Dans un document retravaillé mis en ligne fin septembre, Deloitte a admis avoir eu recours à l'IA pour la génération de contenu, mais seulement à la page 58, ce qui soulève des questions sur la transparence de l'utilisation de cette technologie. Sur les 141 sources initialement citées, 14 ont été retirées, car elles étaient inexistantes. Cela soulève une préoccupation majeure : comment une entreprise de cette taille a-t-elle pu négliger de vérifier la véracité des informations avant de les présenter à un client gouvernemental ?
Le gouvernement australien a déclaré que le contenu du rapport et ses recommandations demeuraient inchangés, malgré les révélations sur les erreurs. Cependant, les experts universitaires expriment des réserves quant à la fiabilité des conclusions présentées. Cette situation met en évidence des lacunes dans les processus de contrôle qualité au sein du cabinet, et soulève des interrogations sur les méthodologies utilisées dans la rédaction de rapports d'expertise.

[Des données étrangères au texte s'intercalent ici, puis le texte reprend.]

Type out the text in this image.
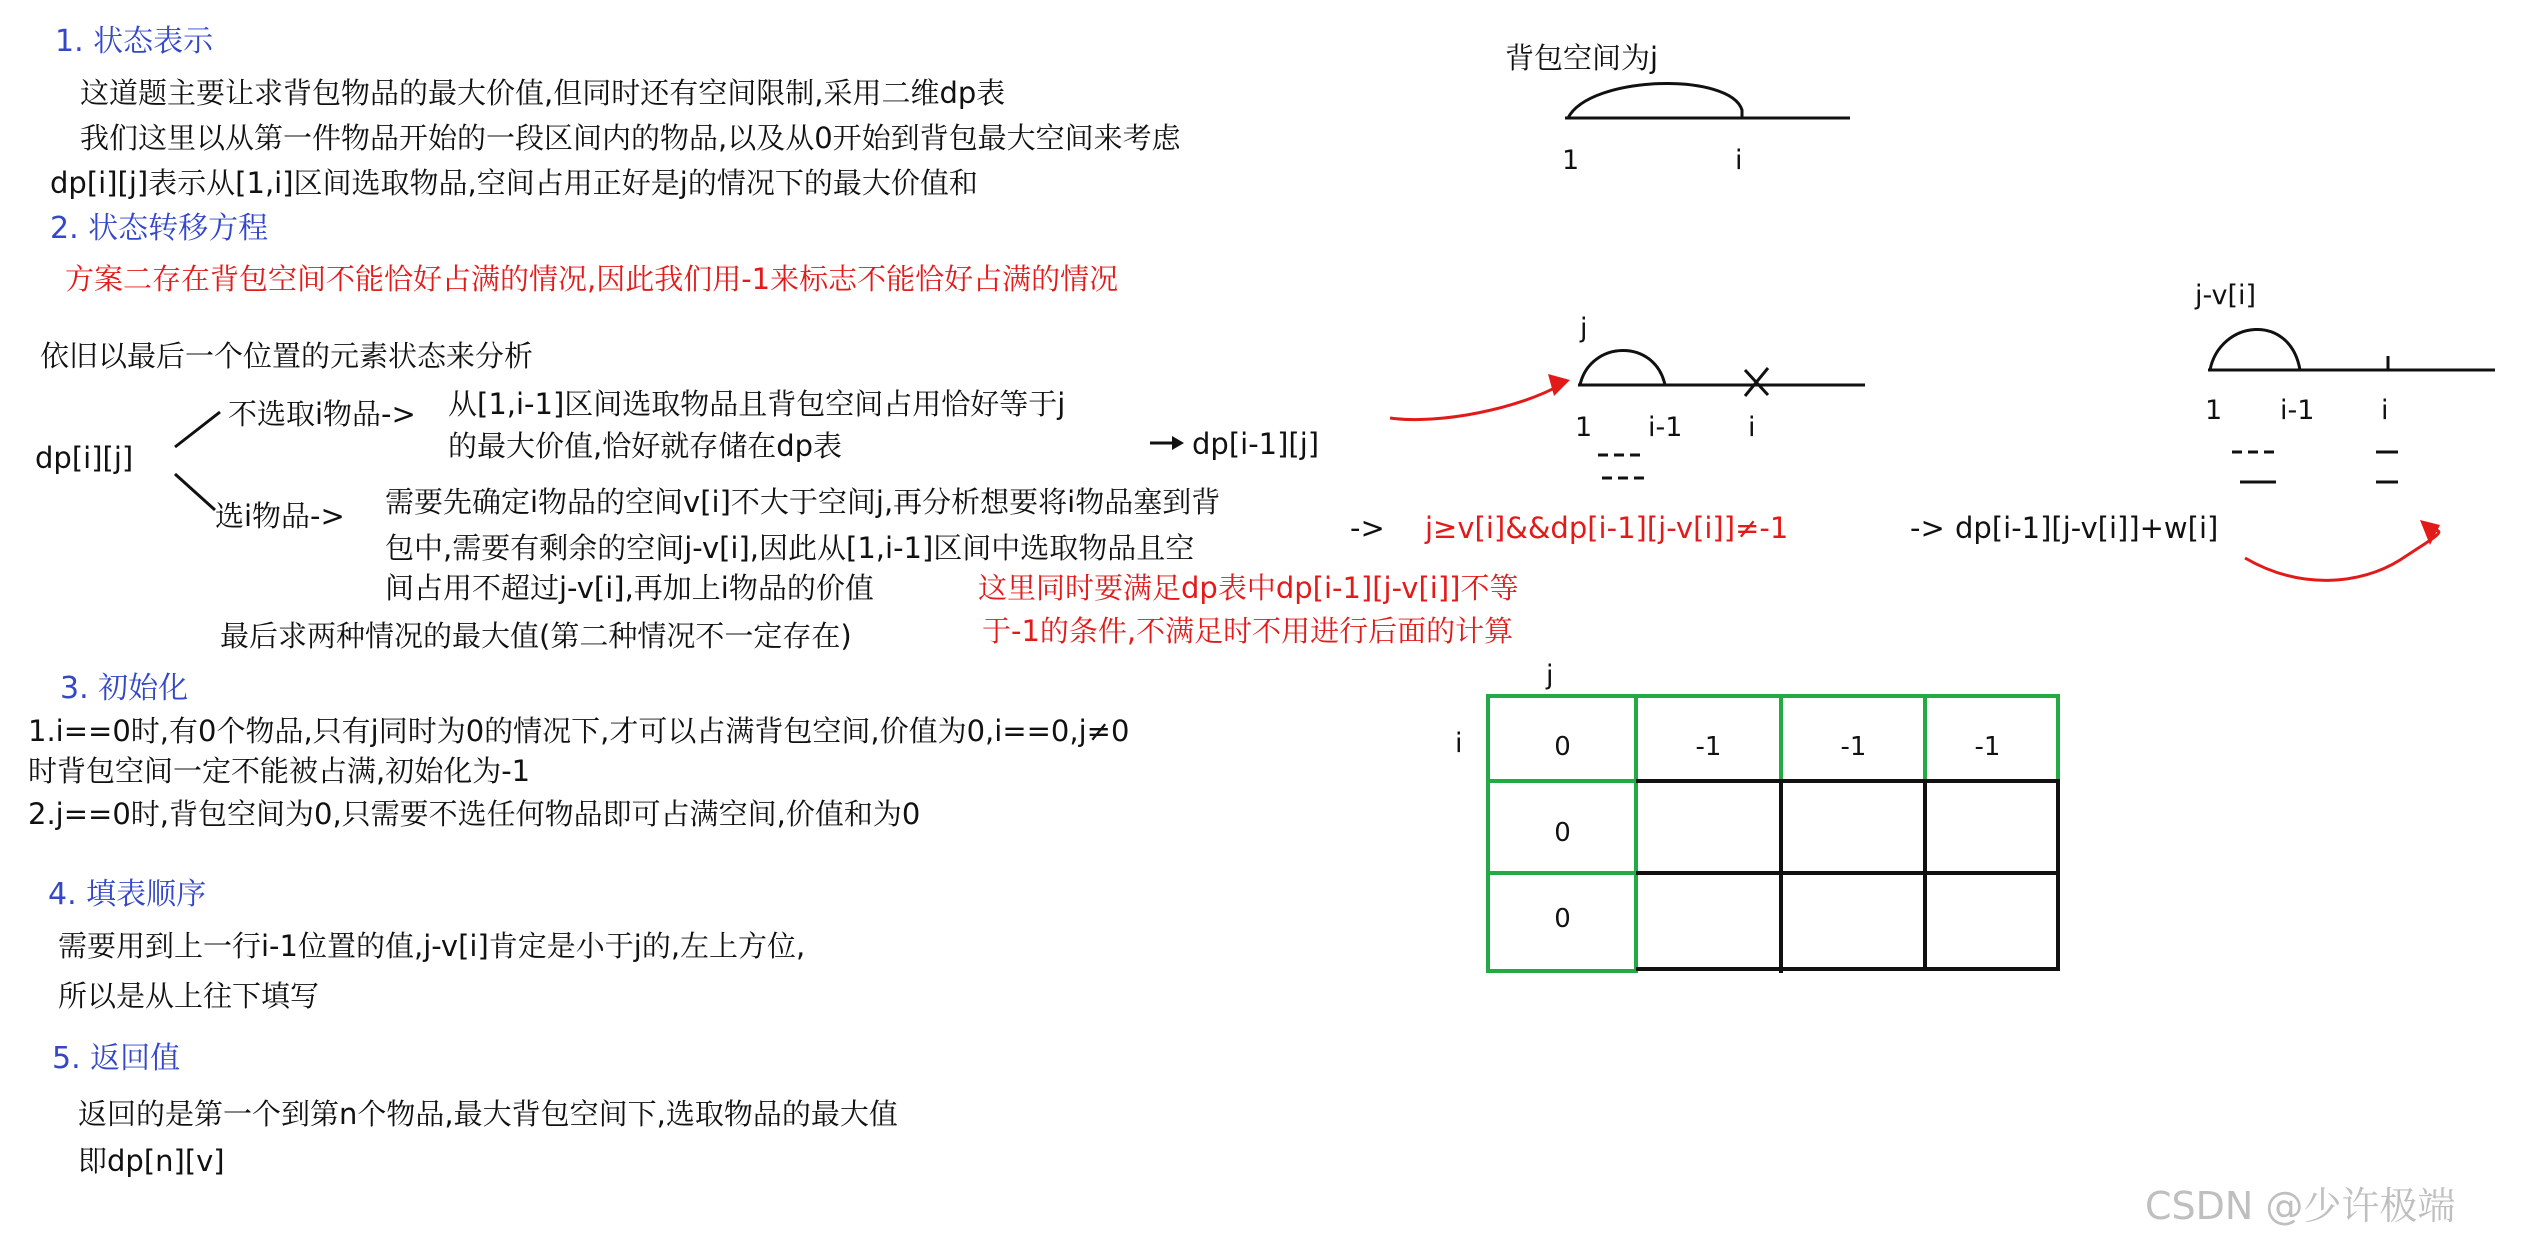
1. 状态表示
这道题主要让求背包物品的最大价值,但同时还有空间限制,采用二维dp表
我们这里以从第一件物品开始的一段区间内的物品,以及从0开始到背包最大空间来考虑
dp[i][j]表示从[1,i]区间选取物品,空间占用正好是j的情况下的最大价值和
2. 状态转移方程
方案二存在背包空间不能恰好占满的情况,因此我们用-1来标志不能恰好占满的情况
依旧以最后一个位置的元素状态来分析
dp[i][j]
不选取i物品-> 从[1,i-1]区间选取物品且背包空间占用恰好等于j
的最大价值,恰好就存储在dp表	dp[i-1][j]
选i物品-> 需要先确定i物品的空间v[i]不大于空间j,再分析想要将i物品塞到背
包中,需要有剩余的空间j-v[i],因此从[1,i-1]区间中选取物品且空
间占用不超过j-v[i],再加上i物品的价值	这里同时要满足dp表中dp[i-1][j-v[i]]不等
于-1的条件,不满足时不用进行后面的计算
-> j≥v[i]&&dp[i-1][j-v[i]]≠-1	-> dp[i-1][j-v[i]]+w[i]
最后求两种情况的最大值(第二种情况不一定存在)
3. 初始化
1.i==0时,有0个物品,只有j同时为0的情况下,才可以占满背包空间,价值为0,i==0,j≠0
时背包空间一定不能被占满,初始化为-1
2.j==0时,背包空间为0,只需要不选任何物品即可占满空间,价值和为0
4. 填表顺序
需要用到上一行i-1位置的值,j-v[i]肯定是小于j的,左上方位,
所以是从上往下填写
5. 返回值
返回的是第一个到第n个物品,最大背包空间下,选取物品的最大值
即dp[n][v]
背包空间为j
1	i
j
1 i-1 i
j-v[i]
1 i-1 i
j
i	0	-1	-1	-1
0
0
CSDN @少许极端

L'incident de Deloitte n'est pas isolé. D'autres secteurs, notamment le journalisme, ont également connu des cas où des informations erronées générées par l'IA ont été diffusées. Aux États-Unis, une présentatrice de télévision a récemment été critiquée pour avoir relayé des informations fabriquées par une IA, ce qui a conduit à une discussion sur la responsabilité des médias dans l'utilisation de ces technologies. Cette situation souligne l'importance d'établir des normes et des directives claires sur l'utilisation de l'IA dans les entreprises afin d'éviter des conséquences néfastes similaires.
Alors que l'IA continue de transformer divers secteurs, il est impératif que les entreprises, en particulier dans le domaine du conseil, reconnaissent à la fois les avantages et les limitations de ces technologies. L'incident avec Deloitte sert de rappel que l'IA, bien qu'elle puisse offrir des gains d'efficacité et de rapidité, ne doit pas remplacer le jugement humain et la rigueur académique. Les entreprises doivent investir dans des processus de vérification rigoureux et s'assurer que des experts humains examinent et valident les travaux générés par des machines avant leur publication.
Il est probable que cet incident incitera les autorités et les acteurs du marché à réfléchir à un cadre réglementaire plus strict concernant l'utilisation de l'IA dans des contextes critiques. Les entreprises de conseil comme Deloitte devront peut-être établir des protocoles plus rigoureux pour garantir que les outils d'IA sont utilisés de manière responsable et transparente. La mise en place de mécanismes de contrôle appropriés pourrait aider à restaurer la confiance du public et à prévenir des situations similaires à l'avenir.
Le scandale entourant le rapport de Deloitte est un exemple frappant des risques associés à l'utilisation de l'intelligence artificielle sans supervision adéquate. En tant que société de conseil de premier plan, Deloitte a la responsabilité de maintenir des standards élevés d'intégrité et de précision. Alors que l'industrie continue d'explorer les possibilités offertes par l'IA, il est crucial de rappeler que la technologie doit être un outil au service de l'expertise humaine, et non un substitut. Ce cas souligne la nécessité d'une vigilance constante et d'une évaluation critique des méthodes utilisées dans la production de rapports d'expertise.